The strategy appears to be working, based on the company’s performance in the first quarter. Sales exploded in India, soaring 108 percent and helping to push companywide sales to 53.5 billion Swedish Krona ($6.3 billion), up 13 percent, from 43.5 billion SEK in the year-ago comparable quarter. Profit growth suffered during the period, however, hurt by lagging performance in a key market and a patent dispute with Apple Inc. While many of the company’s regional markets performed strongly, growth slowed in North America depressing gross profit margins, which fell more than one percentage point from the year-ago quarter to 35.4 percent, according to Ericsson chief financial officer Jan Frykhammar.

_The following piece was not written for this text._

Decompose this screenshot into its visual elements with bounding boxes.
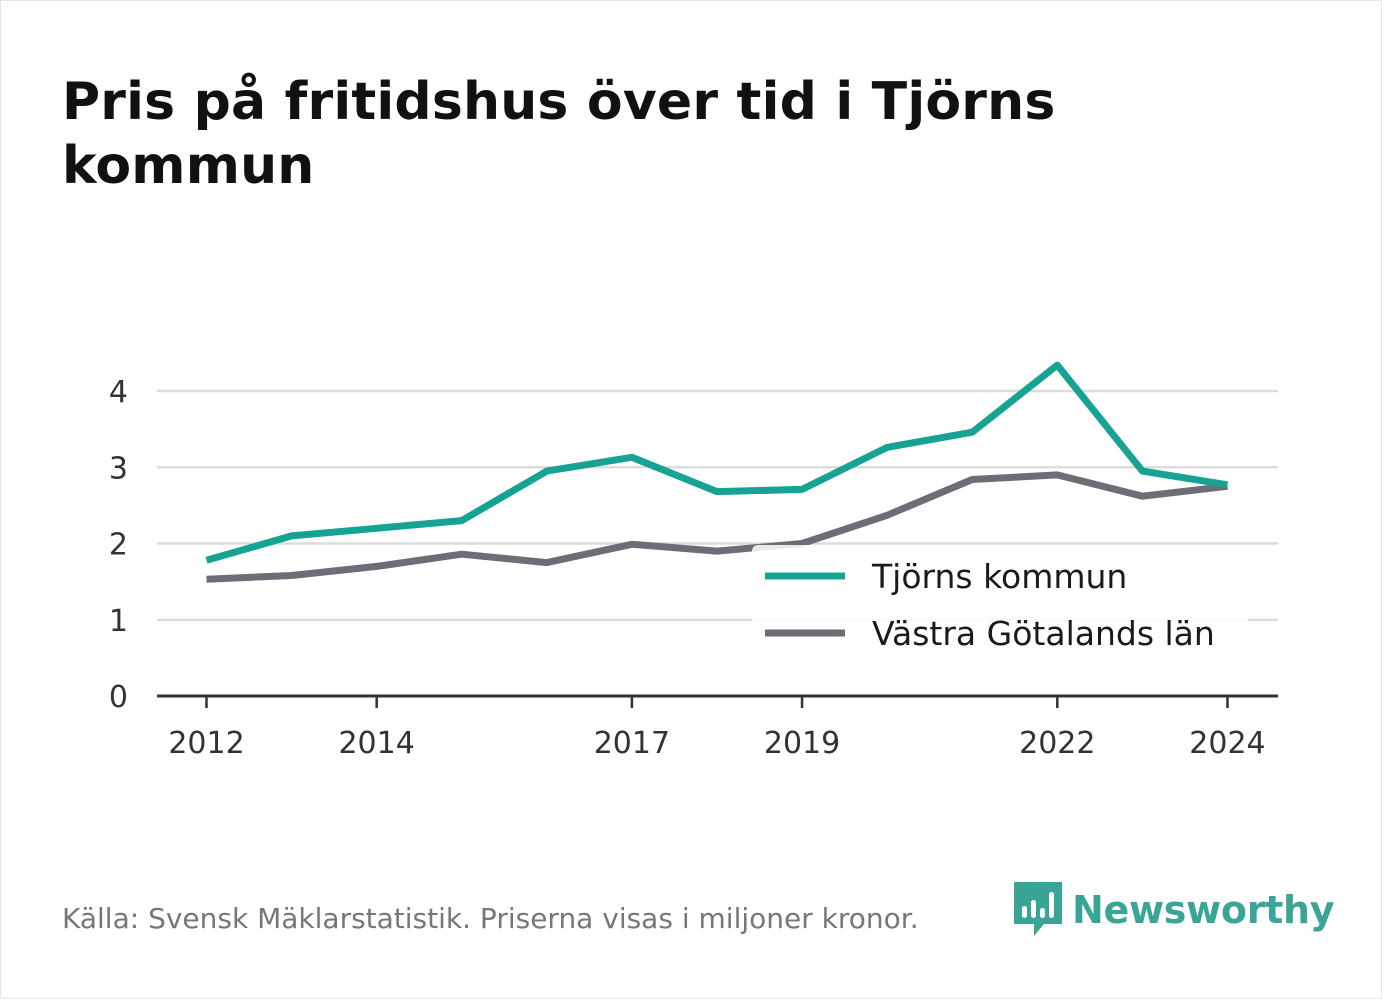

“The main reason for the reduction [in gross profit] compared to the year ago of a little bit more than one percentage point is the lower business volume on mobile broadband, driven by lower capacity business in North America,” Frykhammar said during the company’s conference call. “That's been offset by continued fast pace of 4G deployments in mainland China.”
Ericsson isn’t depending alone on continued penetration of its products into China to boost sales growth in the country. It is also trying to localize Chinese offerings with acquisitions, including one announced in the recently ended quarter, “to broaden our portfolio in China, that historically has been very much about our core business -- meaning mobile infrastructure and services,” said CEO Vestberg. “Here, we take the first step in to be a supplier, also, on the OSS/BSS in China, acquiring a company that is having expertise in system integration for billing systems.”